There was no response to this gaiety. Catherine went away heavy-footed. She was poorer by fifty pounds, Christopher was coming home in a week, and that bright dream of meeting him at the station seemed to the last degree unlikely to be realised. Useless for the nurse to pretend there was a difference in her; there was none. Perhaps if she hadn’t pretended Catherine would have been more able to believe. But the nurse treating her like a fool—well, but wasn’t that precisely what she was? Wasn’t any woman a fool who could suppose that she could be stirred up to youth again by showers of stabbing crackles?
She went home heavy-footed and ashamed. Trouble, expense, disappointment, an intolerable long separation from Christopher,—that was all she had got out of this. Oh yes—she had got the useful knowledge that she was a fool; but she had had that before.
Still, she wouldn’t quite give up hope yet. There was one more treatment, and it might well be that she would suddenly take a turn....
But she never had the final treatment, and never saw either Dr. Sanguesa or the nurse again; for when she got home that day, she found a telegram from Mrs. Colquhoun, asking her to come to Chickover at once.
XVII
There was a note of urgency in the telegram that made Catherine afraid. Going down in the slow afternoon train, the first she could catch, which stopped so often and so long, she had much time to think, and it seemed to her that all this she had been doing since her marriage was curiously shabby and disgraceful. What waste of emotions, what mean fears. Now came real fear, and at its touch those others shrivelled up. Virginia down there at grips with danger, being tortured—oh, she knew what torture—just this stark fact shocked her back to vision.

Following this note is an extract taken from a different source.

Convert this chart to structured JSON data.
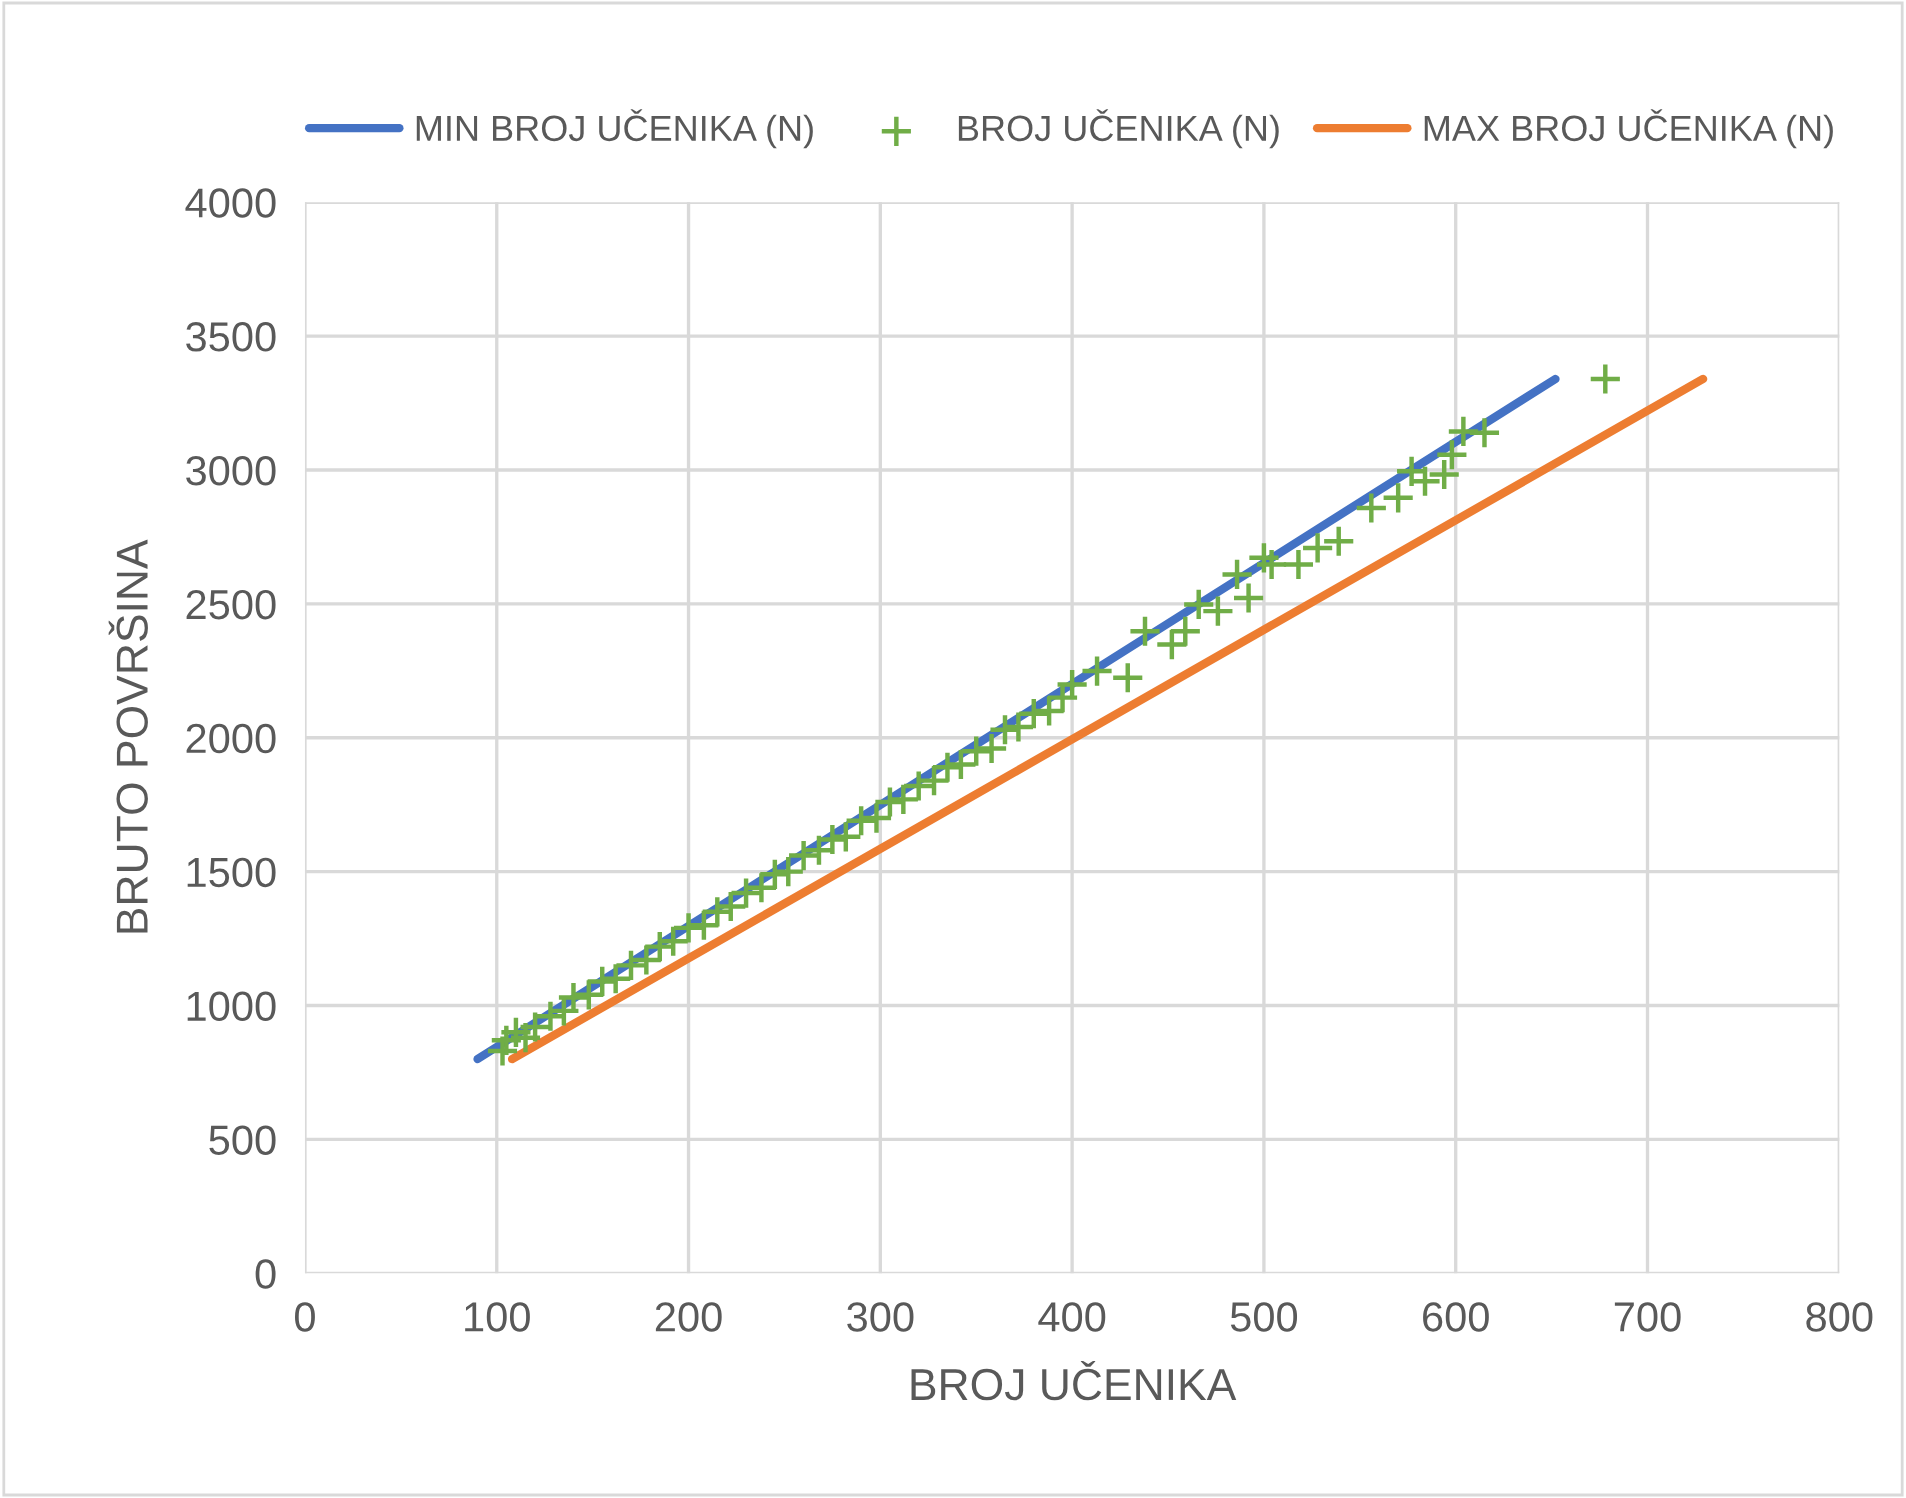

She sat looking out of the window at the fields monotonously passing, and many sharp-edged thoughts cut through her mind, and one of them was of the last time she had gone down to Chickover, and of her gaiety because some strange man, taken in by the cleverness with which Maria Rome had disguised her, had obviously considered her younger than she was. How pitiful, how pitiful; what a sign one was indeed old when a thing like that could excite one and make one feel pleased.
She stared at this memory a moment, before it was hustled off by other thoughts, in wonder. The stuff one filled life with! And at the faintest stirring of Death’s wings, the smallest movement forward of that great figure from the dark furthermost corner of the little room called life, how instantly one’s eyes were smitten open. One became real. Was one ever real till then? Had there to be that forward movement, that reminder, ‘I am here, you know,’ before one could wake from one’s strange, small dreams?
She had to wait an hour at the junction. This comforted her, for if things had been serious the car would have been sent for her there.
It was past nine when she reached Chickover. The chauffeur who met her looked unhappy, but could tell her nothing except that his mistress had been ill since the morning. The avenue was dark, the great trees in solemn row shutting out what still was left of twilight, and the house at the end was dark too and very silent. The place seemed to be holding its breath, as if aware of the battle being fought on the other side in the rooms towards the garden.